Kuroko Koumori is a serial killer who was given a reprieve by the government by agreeing to work for them as an executioner tasked with carrying out extra-judicial executions. She’s also a voracious lecher, and, in fact, the book opens with her having enthusiastic sex with Chiyo, the daughter of a yakuza boss, right before her partner Hinako shows up with a job. And, thus, the murderation begins.

I was a bit surprised at how much I enjoyed this first volume; I’d read a lot of folks really talking up how graphically violent it is, to the point that I was expecting it to be a fair bit more guro than it turned out. Don’t get me wrong – there are a hell of a lot of torn limbs, trailing entrails, disembodied spines, and other nastiness here, but I was anticipating something more along Blood-C-style violence, and this wasn’t quite that. Which is great! Because I really enjoyed this trashy, fantastic manga in which an unrepentantly awful woman stabs, shoots, and slices a lot of folks in between having mind-blowing sex with an attractive woman. (I’m still just as absolutely astonished that this got licensed as I was when the license was announced.)

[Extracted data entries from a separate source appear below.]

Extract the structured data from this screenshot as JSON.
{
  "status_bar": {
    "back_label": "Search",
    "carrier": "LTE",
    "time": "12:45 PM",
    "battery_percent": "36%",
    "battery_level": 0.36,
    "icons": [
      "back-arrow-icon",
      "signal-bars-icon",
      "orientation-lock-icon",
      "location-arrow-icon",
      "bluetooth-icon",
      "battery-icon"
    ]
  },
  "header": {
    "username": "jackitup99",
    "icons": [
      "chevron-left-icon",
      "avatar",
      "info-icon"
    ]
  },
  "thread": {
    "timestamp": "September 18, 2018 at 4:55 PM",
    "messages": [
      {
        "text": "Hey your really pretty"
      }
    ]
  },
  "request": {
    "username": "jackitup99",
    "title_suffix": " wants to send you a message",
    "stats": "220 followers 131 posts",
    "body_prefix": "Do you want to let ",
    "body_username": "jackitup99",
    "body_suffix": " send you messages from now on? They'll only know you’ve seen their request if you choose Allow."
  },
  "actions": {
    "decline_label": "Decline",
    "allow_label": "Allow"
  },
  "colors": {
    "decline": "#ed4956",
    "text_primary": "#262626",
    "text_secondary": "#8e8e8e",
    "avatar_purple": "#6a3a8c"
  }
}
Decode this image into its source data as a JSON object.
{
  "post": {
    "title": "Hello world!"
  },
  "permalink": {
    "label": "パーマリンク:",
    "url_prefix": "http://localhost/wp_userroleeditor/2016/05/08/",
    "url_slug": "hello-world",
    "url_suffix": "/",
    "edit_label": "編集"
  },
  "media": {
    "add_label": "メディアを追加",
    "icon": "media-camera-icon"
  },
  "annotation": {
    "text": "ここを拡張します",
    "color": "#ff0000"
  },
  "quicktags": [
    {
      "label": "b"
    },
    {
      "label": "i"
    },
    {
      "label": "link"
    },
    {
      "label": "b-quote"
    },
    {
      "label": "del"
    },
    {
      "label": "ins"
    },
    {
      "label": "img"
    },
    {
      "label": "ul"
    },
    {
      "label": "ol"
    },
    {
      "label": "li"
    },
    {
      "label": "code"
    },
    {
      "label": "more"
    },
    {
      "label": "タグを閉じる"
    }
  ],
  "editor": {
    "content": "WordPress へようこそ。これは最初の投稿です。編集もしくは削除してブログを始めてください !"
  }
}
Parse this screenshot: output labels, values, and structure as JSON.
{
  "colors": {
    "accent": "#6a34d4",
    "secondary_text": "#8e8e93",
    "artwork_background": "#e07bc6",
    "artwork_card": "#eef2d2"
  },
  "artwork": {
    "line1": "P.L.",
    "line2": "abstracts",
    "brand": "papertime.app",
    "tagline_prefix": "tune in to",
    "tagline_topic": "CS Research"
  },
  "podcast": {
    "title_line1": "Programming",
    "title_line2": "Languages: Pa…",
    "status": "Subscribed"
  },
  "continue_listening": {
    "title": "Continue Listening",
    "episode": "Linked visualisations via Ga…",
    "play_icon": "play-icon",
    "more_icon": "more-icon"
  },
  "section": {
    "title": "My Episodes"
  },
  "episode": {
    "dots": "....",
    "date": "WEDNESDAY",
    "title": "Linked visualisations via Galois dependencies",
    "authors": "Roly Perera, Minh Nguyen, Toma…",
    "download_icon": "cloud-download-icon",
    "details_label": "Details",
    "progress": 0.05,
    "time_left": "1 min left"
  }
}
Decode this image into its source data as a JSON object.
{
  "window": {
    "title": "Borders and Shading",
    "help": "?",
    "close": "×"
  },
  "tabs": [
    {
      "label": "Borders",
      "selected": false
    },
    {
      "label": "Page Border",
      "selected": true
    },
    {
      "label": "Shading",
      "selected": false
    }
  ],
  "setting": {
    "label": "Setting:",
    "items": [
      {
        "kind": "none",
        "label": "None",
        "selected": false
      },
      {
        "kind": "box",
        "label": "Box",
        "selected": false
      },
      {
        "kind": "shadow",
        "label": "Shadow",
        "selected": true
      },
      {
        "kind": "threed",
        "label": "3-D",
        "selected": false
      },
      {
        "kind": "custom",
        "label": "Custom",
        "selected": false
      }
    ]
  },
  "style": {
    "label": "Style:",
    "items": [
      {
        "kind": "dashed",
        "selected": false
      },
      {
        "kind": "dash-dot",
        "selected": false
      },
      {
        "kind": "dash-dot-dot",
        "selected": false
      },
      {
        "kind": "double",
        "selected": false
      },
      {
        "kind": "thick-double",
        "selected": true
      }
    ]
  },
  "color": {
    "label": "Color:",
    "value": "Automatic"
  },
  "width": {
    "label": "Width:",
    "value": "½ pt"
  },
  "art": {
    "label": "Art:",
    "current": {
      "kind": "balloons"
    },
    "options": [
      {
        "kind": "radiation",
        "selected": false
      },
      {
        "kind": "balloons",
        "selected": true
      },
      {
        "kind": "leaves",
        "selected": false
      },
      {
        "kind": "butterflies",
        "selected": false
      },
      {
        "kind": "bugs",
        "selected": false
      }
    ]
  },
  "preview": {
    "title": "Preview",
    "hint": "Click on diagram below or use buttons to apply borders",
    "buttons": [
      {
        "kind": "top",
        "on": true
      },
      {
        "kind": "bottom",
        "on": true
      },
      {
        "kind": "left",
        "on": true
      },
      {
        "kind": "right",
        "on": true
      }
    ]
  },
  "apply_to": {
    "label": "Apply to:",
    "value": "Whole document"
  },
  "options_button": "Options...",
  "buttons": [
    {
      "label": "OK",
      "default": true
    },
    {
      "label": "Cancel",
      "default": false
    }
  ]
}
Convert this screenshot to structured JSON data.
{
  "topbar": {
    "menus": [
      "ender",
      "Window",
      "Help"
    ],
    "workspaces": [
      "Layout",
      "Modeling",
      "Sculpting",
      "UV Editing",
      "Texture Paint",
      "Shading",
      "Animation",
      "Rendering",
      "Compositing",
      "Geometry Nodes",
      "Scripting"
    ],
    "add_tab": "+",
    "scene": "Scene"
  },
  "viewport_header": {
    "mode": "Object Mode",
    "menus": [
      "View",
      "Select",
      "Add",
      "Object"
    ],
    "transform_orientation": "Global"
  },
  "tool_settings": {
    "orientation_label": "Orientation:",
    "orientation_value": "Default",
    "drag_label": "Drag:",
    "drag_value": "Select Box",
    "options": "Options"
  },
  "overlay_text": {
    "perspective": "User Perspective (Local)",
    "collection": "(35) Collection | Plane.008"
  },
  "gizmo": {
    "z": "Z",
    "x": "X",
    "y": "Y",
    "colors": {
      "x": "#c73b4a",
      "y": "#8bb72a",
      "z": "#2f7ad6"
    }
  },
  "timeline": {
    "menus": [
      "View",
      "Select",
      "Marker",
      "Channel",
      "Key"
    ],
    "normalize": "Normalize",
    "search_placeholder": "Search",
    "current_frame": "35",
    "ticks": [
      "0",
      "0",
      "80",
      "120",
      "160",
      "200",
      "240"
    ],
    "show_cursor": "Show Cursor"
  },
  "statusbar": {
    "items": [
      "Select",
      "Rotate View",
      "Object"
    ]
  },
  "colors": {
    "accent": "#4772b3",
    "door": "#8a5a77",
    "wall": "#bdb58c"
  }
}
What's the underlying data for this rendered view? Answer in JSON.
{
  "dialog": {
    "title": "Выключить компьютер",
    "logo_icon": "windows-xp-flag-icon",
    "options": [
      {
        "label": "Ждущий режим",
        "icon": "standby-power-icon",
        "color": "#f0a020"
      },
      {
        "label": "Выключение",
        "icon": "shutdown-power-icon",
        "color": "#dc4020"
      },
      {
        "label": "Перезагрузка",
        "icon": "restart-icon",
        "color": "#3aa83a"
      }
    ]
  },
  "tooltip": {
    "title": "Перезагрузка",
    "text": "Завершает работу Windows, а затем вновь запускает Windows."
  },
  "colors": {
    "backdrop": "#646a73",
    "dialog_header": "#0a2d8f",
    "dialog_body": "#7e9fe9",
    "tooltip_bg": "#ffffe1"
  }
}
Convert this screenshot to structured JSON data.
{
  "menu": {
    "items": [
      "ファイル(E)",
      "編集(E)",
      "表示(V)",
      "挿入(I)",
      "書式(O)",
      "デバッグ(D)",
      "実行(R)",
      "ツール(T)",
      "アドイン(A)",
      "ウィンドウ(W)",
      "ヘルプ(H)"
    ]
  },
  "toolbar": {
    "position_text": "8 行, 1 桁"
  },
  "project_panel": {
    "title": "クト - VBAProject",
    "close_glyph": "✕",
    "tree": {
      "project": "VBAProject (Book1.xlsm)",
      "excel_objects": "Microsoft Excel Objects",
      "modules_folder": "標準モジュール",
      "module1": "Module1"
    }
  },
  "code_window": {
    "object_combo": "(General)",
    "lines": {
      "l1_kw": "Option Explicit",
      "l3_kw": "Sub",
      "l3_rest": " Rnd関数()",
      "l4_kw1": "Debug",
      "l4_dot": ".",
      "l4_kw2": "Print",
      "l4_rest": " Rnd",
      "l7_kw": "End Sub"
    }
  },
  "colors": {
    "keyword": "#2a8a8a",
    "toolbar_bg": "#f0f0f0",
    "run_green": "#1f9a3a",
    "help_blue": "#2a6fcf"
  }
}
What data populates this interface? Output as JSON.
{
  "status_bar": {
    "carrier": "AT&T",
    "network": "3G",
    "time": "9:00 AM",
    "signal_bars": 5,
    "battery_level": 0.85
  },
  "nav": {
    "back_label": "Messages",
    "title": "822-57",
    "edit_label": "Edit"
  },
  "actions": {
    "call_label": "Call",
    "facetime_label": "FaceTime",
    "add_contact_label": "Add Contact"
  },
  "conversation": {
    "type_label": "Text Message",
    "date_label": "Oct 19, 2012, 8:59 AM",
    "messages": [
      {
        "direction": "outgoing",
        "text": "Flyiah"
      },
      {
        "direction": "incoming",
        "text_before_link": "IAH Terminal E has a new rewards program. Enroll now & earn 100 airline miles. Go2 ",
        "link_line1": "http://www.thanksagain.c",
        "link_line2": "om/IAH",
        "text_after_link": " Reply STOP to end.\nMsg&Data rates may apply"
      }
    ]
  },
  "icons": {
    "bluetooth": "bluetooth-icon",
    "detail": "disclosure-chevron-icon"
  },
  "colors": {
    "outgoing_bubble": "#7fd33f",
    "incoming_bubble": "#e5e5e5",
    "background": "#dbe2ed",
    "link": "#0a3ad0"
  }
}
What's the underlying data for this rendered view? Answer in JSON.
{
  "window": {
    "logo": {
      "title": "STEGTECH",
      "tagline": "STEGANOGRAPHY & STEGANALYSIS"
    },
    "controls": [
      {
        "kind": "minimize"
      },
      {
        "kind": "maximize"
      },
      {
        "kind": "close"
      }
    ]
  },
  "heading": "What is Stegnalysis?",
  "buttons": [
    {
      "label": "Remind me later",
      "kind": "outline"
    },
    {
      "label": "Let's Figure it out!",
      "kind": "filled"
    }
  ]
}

Speaking of the sex scenes – these do tend to be absurd and not particularly realistic, but there’s something incredibly refreshing about sex scenes in a manga in which everyone is having a 1000% good time and is totally delighted and enthusiastic about the whole thing. And I appreciated the complete lack of coyness about it, something which honestly meant that they didn’t come across as sleazy in the manner in which so much of sex in manga does… which likely sounds a bit odd, considering I’m talking about totally uncensored sex in a pretty trashy manga. It may be better to put it as that it doesn’t feel creepy.

What about the story? What, indeed, about the story! Well, there isn’t really much to it, its all about Kuroko killing bad guys and hitting on and sexing up pretty women, and Hinako demonstrating driving skills James Bond would probably envy. There’s the start of an arc toward the end (there is some flashback-type material following it) involving a mansion in which a rich old man has trapped Kuroko and other criminals in order to kill them all in terrible ways, but, well, the details don’t really matter so much as that it surely means more ridiculous deaths and sex are in the offing.

I read the digital release of this from Yen Press, and did so on my laptop, as I’ve got one of those ones where the screen can be swiveled completely around so it becomes like a wicked clunky tablet. Anyway, I note this as it meant I was reading it in Adobe Digital Editions, and I’m unsure if the digital file doesn’t do two-page spreads at all or if it was simply a limitation of Digital Editions. Whatever the case, it was a good release otherwise, with clearly reproduced pages and crisp text.

Ultimately, Murcielago is very much not for everyone, although if you’re on the fence, I’d say spring for it unless you really, really can’t do gore. Actually, if you enjoyed Triage X, this would likely be up your alley, too – doubly so if you enjoyed Triage X but could’ve done without the threats of sexual violence! Whatever the case, it’s so nice to get some yuri in English that isn’t about schoolgirls for once. Thank goodness this thing already has nine volumes out in Japan.